At least, she thought,
if it was empty and abandoned they could break in and find shelter while they
did what they could with the injuries and protect themselves from any more
falling debris. If they were lucky there might be some abandoned supplies. Even
some old sheets would help as makeshift bandages.

They weren’t lucky.

They rounded the final
corner into a wide clearing and Nicola discovered that even her carefully
studied, bleak outlook had been hopelessly optimistic. At some point there had
been a fire which had reduced the Centre to a few blackened shards of metal framing:
rotted fingers grasping at the sky; and a pile of ashes and molten glass. Small
streams of smoke emerging from leaves which had piled in the debris of the
buildings showed that the rain of burning that they had endured in the forest
had reached at least this far, the clearing providing no barrier to the sky.

Nicola took only a few
steps into the clearing and the group formed into a semicircle behind her,
lining the boundary between trees and space. A low moan came from a few who had
not realised the significance of the broken-down activity areas.

Nicola thought that
she should probably say something to them. These people had followed her, and
she had led them away from their original direction in the hope of finding help
at this Centre. Although it wasn’t her fault, she felt that she had in some way
let them down.

Before she could say
anything, however, she heard Stan clear his throat. “Ah well, it was worth a
try.” His voice was conversational but loud enough to reach them all. “At least
we’ve found a road.”

Nicola turned in
surprise and saw him pointing past the burned wreckage of the buildings which
had captured her vision, to where a tarmacked road, covered by the fallen
leaves and branches of who knew how many years, led away from what would once have
been the car park for the Centre.

Her heart lifted.
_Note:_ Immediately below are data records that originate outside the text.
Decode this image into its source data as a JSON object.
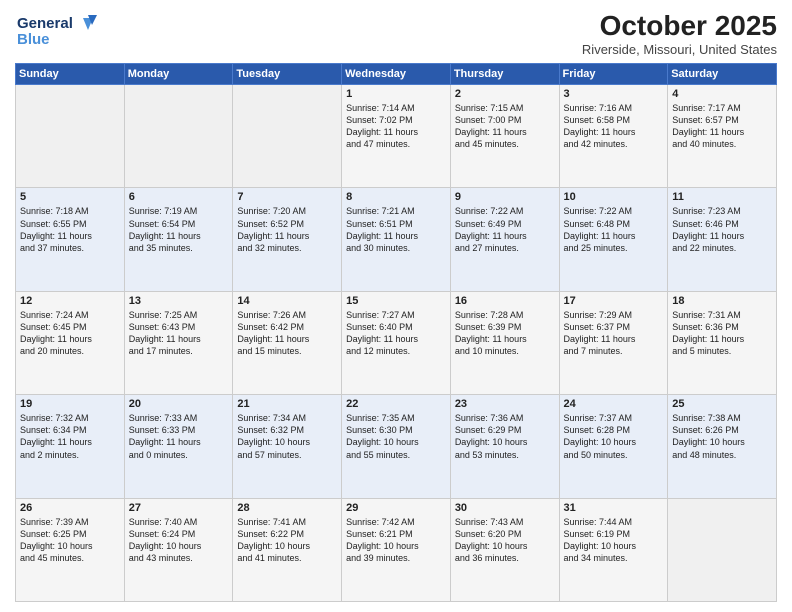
{
  "logo": {
    "line1": "General",
    "line2": "Blue"
  },
  "title": "October 2025",
  "location": "Riverside, Missouri, United States",
  "weekdays": [
    "Sunday",
    "Monday",
    "Tuesday",
    "Wednesday",
    "Thursday",
    "Friday",
    "Saturday"
  ],
  "weeks": [
    [
      {
        "day": "",
        "info": ""
      },
      {
        "day": "",
        "info": ""
      },
      {
        "day": "",
        "info": ""
      },
      {
        "day": "1",
        "info": "Sunrise: 7:14 AM\nSunset: 7:02 PM\nDaylight: 11 hours\nand 47 minutes."
      },
      {
        "day": "2",
        "info": "Sunrise: 7:15 AM\nSunset: 7:00 PM\nDaylight: 11 hours\nand 45 minutes."
      },
      {
        "day": "3",
        "info": "Sunrise: 7:16 AM\nSunset: 6:58 PM\nDaylight: 11 hours\nand 42 minutes."
      },
      {
        "day": "4",
        "info": "Sunrise: 7:17 AM\nSunset: 6:57 PM\nDaylight: 11 hours\nand 40 minutes."
      }
    ],
    [
      {
        "day": "5",
        "info": "Sunrise: 7:18 AM\nSunset: 6:55 PM\nDaylight: 11 hours\nand 37 minutes."
      },
      {
        "day": "6",
        "info": "Sunrise: 7:19 AM\nSunset: 6:54 PM\nDaylight: 11 hours\nand 35 minutes."
      },
      {
        "day": "7",
        "info": "Sunrise: 7:20 AM\nSunset: 6:52 PM\nDaylight: 11 hours\nand 32 minutes."
      },
      {
        "day": "8",
        "info": "Sunrise: 7:21 AM\nSunset: 6:51 PM\nDaylight: 11 hours\nand 30 minutes."
      },
      {
        "day": "9",
        "info": "Sunrise: 7:22 AM\nSunset: 6:49 PM\nDaylight: 11 hours\nand 27 minutes."
      },
      {
        "day": "10",
        "info": "Sunrise: 7:22 AM\nSunset: 6:48 PM\nDaylight: 11 hours\nand 25 minutes."
      },
      {
        "day": "11",
        "info": "Sunrise: 7:23 AM\nSunset: 6:46 PM\nDaylight: 11 hours\nand 22 minutes."
      }
    ],
    [
      {
        "day": "12",
        "info": "Sunrise: 7:24 AM\nSunset: 6:45 PM\nDaylight: 11 hours\nand 20 minutes."
      },
      {
        "day": "13",
        "info": "Sunrise: 7:25 AM\nSunset: 6:43 PM\nDaylight: 11 hours\nand 17 minutes."
      },
      {
        "day": "14",
        "info": "Sunrise: 7:26 AM\nSunset: 6:42 PM\nDaylight: 11 hours\nand 15 minutes."
      },
      {
        "day": "15",
        "info": "Sunrise: 7:27 AM\nSunset: 6:40 PM\nDaylight: 11 hours\nand 12 minutes."
      },
      {
        "day": "16",
        "info": "Sunrise: 7:28 AM\nSunset: 6:39 PM\nDaylight: 11 hours\nand 10 minutes."
      },
      {
        "day": "17",
        "info": "Sunrise: 7:29 AM\nSunset: 6:37 PM\nDaylight: 11 hours\nand 7 minutes."
      },
      {
        "day": "18",
        "info": "Sunrise: 7:31 AM\nSunset: 6:36 PM\nDaylight: 11 hours\nand 5 minutes."
      }
    ],
    [
      {
        "day": "19",
        "info": "Sunrise: 7:32 AM\nSunset: 6:34 PM\nDaylight: 11 hours\nand 2 minutes."
      },
      {
        "day": "20",
        "info": "Sunrise: 7:33 AM\nSunset: 6:33 PM\nDaylight: 11 hours\nand 0 minutes."
      },
      {
        "day": "21",
        "info": "Sunrise: 7:34 AM\nSunset: 6:32 PM\nDaylight: 10 hours\nand 57 minutes."
      },
      {
        "day": "22",
        "info": "Sunrise: 7:35 AM\nSunset: 6:30 PM\nDaylight: 10 hours\nand 55 minutes."
      },
      {
        "day": "23",
        "info": "Sunrise: 7:36 AM\nSunset: 6:29 PM\nDaylight: 10 hours\nand 53 minutes."
      },
      {
        "day": "24",
        "info": "Sunrise: 7:37 AM\nSunset: 6:28 PM\nDaylight: 10 hours\nand 50 minutes."
      },
      {
        "day": "25",
        "info": "Sunrise: 7:38 AM\nSunset: 6:26 PM\nDaylight: 10 hours\nand 48 minutes."
      }
    ],
    [
      {
        "day": "26",
        "info": "Sunrise: 7:39 AM\nSunset: 6:25 PM\nDaylight: 10 hours\nand 45 minutes."
      },
      {
        "day": "27",
        "info": "Sunrise: 7:40 AM\nSunset: 6:24 PM\nDaylight: 10 hours\nand 43 minutes."
      },
      {
        "day": "28",
        "info": "Sunrise: 7:41 AM\nSunset: 6:22 PM\nDaylight: 10 hours\nand 41 minutes."
      },
      {
        "day": "29",
        "info": "Sunrise: 7:42 AM\nSunset: 6:21 PM\nDaylight: 10 hours\nand 39 minutes."
      },
      {
        "day": "30",
        "info": "Sunrise: 7:43 AM\nSunset: 6:20 PM\nDaylight: 10 hours\nand 36 minutes."
      },
      {
        "day": "31",
        "info": "Sunrise: 7:44 AM\nSunset: 6:19 PM\nDaylight: 10 hours\nand 34 minutes."
      },
      {
        "day": "",
        "info": ""
      }
    ]
  ]
}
She
might not have found help, but she had helped them find a route that might lead
them to somewhere better. Where there was a road, there would be – eventually –
civilisation.

She set off to circle
the shell of the Centre, but was pulled up short by Alyssa who still held her
hand, but refused to move. Nicola looked down at her daughter and saw her
pointing above the trees on the far side of the clearing. Following the
pointing finger with her gaze, Nicola could see three shapes in the sky. They
were vaguely triangular, but these were no jets. They were hovering like
helicopters, but there were no rotors. As she watched, they zigged and zagged
from side to side, contrails of missiles fired from the ground passing between
them, and Nicola realised they were hovering somewhere over the burning field
from which they’d fled.

From their bases,
thick green streams of light shot out, parallel to the paths of the missiles. A
few moments after the appearance of the beams, Nicola could hear a singing,
whining noise which was accompanied by a rumbling, roaring, crumbling noise
like a distant rock-fall. The three UFOs started to move closer, and so did the
noise. If they kept on in a straight line it wouldn’t be very long before the
beams, and the steadily loudening noise, would arrive at the clearing in which
they were standing.

Once more she scooped
Alyssa into her arms, turned to face all the people who were still staring at
the apparitions in the sky, and screamed, “
Run
!”

Fifteen

 

 

Tony hated the
countryside. He always had. He’d been brought up in North Manchester where
grass was for parks and trees were the things which they periodically planted
on the edges of pavements and left to die. He’d never seen the attraction of
walking the hills or wandering by the sides of rivers. He was a creature of the
city-centre; of clubs and pubs, shops and restaurants, paving stones and
tarmac. He wasn’t sure he’d ever really thought about it, but he hadn’t known
that such places as this really existed. This was not the kind of woods that
you saw on television with rosy-cheeked couples walking hand in hand, their
over-sized dog bounding around them looking for sheep to worry. There were no
paths in this forest, just trees and fallen leaves, mud and stone and moss. His
city shoes slid on the slickness under foot, a crust of mud forming around the
leather sole. Sam stumbled after him, the heels of her shoes, admittedly
shorter than they might have been, either sinking into the soft ground, or
skittering on stone. She hung onto his arm and he half-guided, half-carried her
through the dimness.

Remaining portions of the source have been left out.